Transitioning to space poses significant challenges for the human body.

Astronauts can experience loss of bone density, swollen nerves in their brains and eyes, and alterations in gene expression. Research indicates that time spent in space can accelerate aging.

Groundbreaking research by NASA’s twin astronauts Mark and Scott Kelly monitored aging indicators in both siblings, with Mark remaining on Earth while Scott spent 340 days in space.

Six months later, several changes in Scott persisted, including DNA damage, cognitive decline, and telomere shortening that affects chromosome protection. This was highlighted in the Journal Science.

Recent research published in Cell Stem Cell reveals that stem cells also show signs of aging due to stress from space flight.

According to Dr. Catriona Jamieson, director of the Sanford Stem Cell Institute at UC San Diego, these cells are “aging ten times faster in space than on Earth.”

Stem cells are unique cells capable of differentiating into various tissue types. Their accelerated aging poses a concern as it diminishes the body’s natural ability to repair tissues and organs.

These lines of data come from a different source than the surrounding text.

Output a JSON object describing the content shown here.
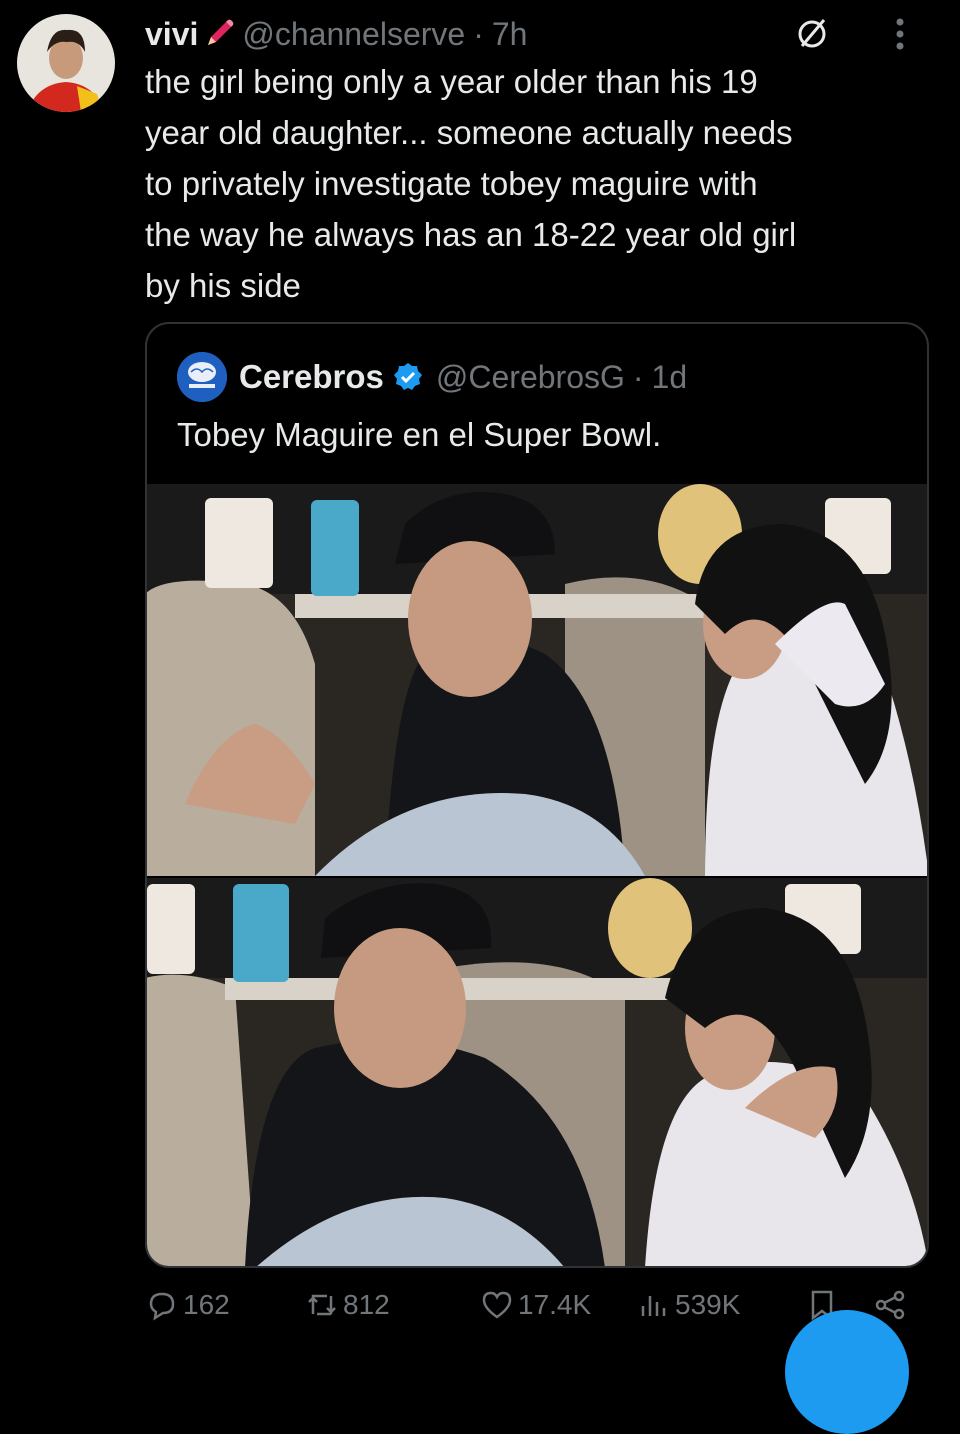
{
  "tweet": {
    "author_name": "vivi",
    "handle": "@channelserve",
    "separator": "·",
    "time": "7h",
    "text": "the girl being only a year older than his 19\nyear old daughter... someone actually needs\nto privately investigate tobey maguire with\nthe way he always has an 18-22 year old girl\nby his side"
  },
  "quoted": {
    "author_name": "Cerebros",
    "handle": "@CerebrosG",
    "separator": "·",
    "time": "1d",
    "text": "Tobey Maguire en el Super Bowl."
  },
  "actions": {
    "replies": "162",
    "reposts": "812",
    "likes": "17.4K",
    "views": "539K"
  },
  "colors": {
    "background": "#000000",
    "text": "#e7e9ea",
    "muted": "#71767b",
    "accent": "#1d9bf0",
    "border": "#2f3336"
  },
  "icons": [
    "pencil-icon",
    "slash-circle-icon",
    "more-icon",
    "verified-icon",
    "reply-icon",
    "repost-icon",
    "like-icon",
    "views-icon",
    "bookmark-icon",
    "share-icon"
  ]
}
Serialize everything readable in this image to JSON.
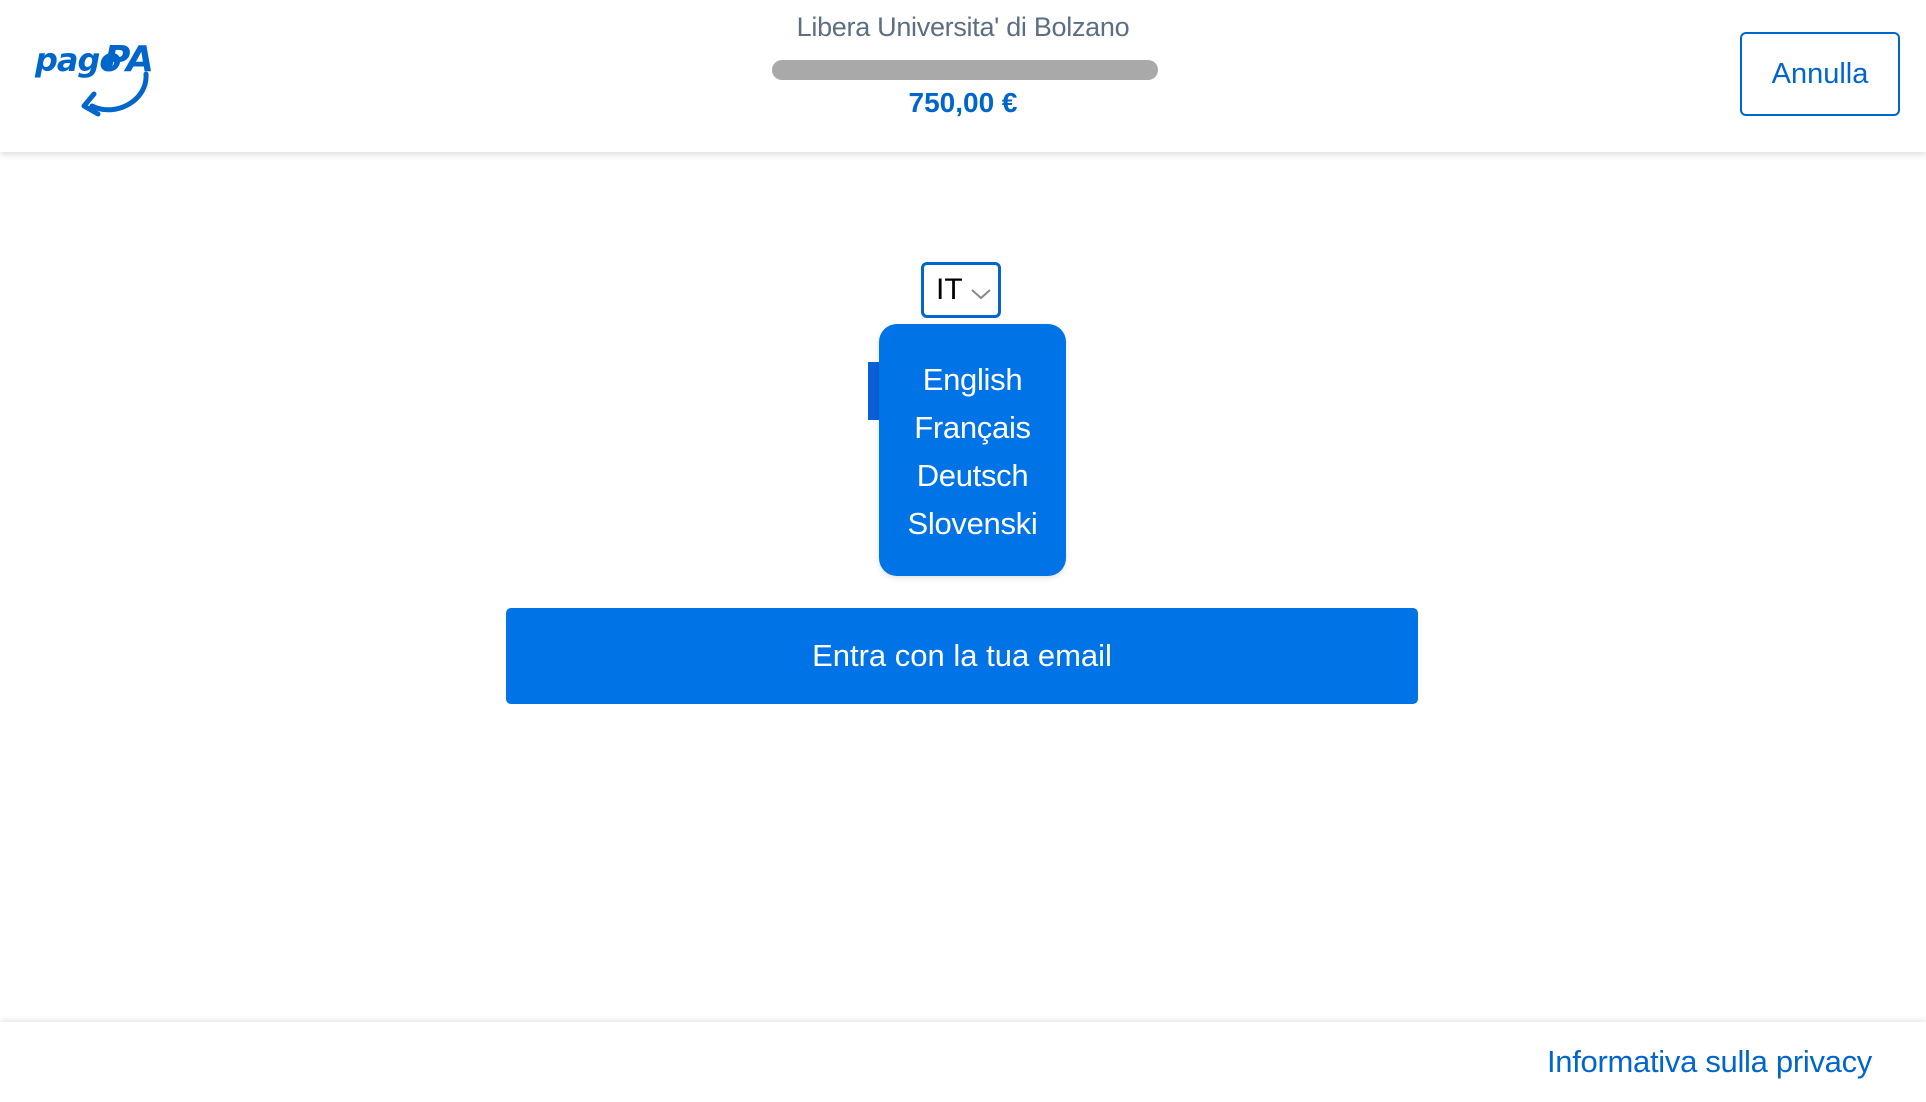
{
  "header": {
    "logo_text": "pagoPA",
    "creditor_name": "Libera Universita' di Bolzano",
    "notice_code": "",
    "amount": "750,00 €",
    "cancel_label": "Annulla"
  },
  "language": {
    "selected": "IT",
    "options": [
      "English",
      "Français",
      "Deutsch",
      "Slovenski"
    ]
  },
  "main": {
    "email_button_label": "Entra con la tua email"
  },
  "footer": {
    "privacy_label": "Informativa sulla privacy"
  },
  "colors": {
    "primary": "#0066cc",
    "button_blue": "#0073e6",
    "text_gray": "#5c6f82"
  }
}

This new research comes at a time of increasing interest in space exploration, with government plans for long-term lunar missions and private companies sending consumers and celebrities into space. Understanding these health risks is crucial for safer space travel. Additionally, studying the acceleration of intracellular aging aids researchers in comprehending biological processes at a slower pace.

Researchers utilized bone marrow stem cells sourced from individuals who underwent hip replacement procedures. These cells were cultivated in “nanobioreactors,” essentially small, clear blood bags no larger than an iPhone that facilitate biological processes. The nanobioreactor was housed in a monitored environment known as cubelabs.

Samples from each patient were divided into two cubelabs; one was sent to space, while the other remained on Earth.

The samples intended for space travelled aboard the International Space Station across four commercial resupply missions conducted by SpaceX. Overall, the samples experienced microgravity for 32-45 days, the weightlessness found in orbit. For comparison, the Earth-bound cells were maintained in a cube lab setup.

Cubelabs monitored cell conditions throughout the journey and terrestrial duration, capturing daily images using a microscope. Upon the return of the space-stressed stem cells to Earth, researchers conducted comparisons against ground controls, sequenced the genome, and performed additional analyses.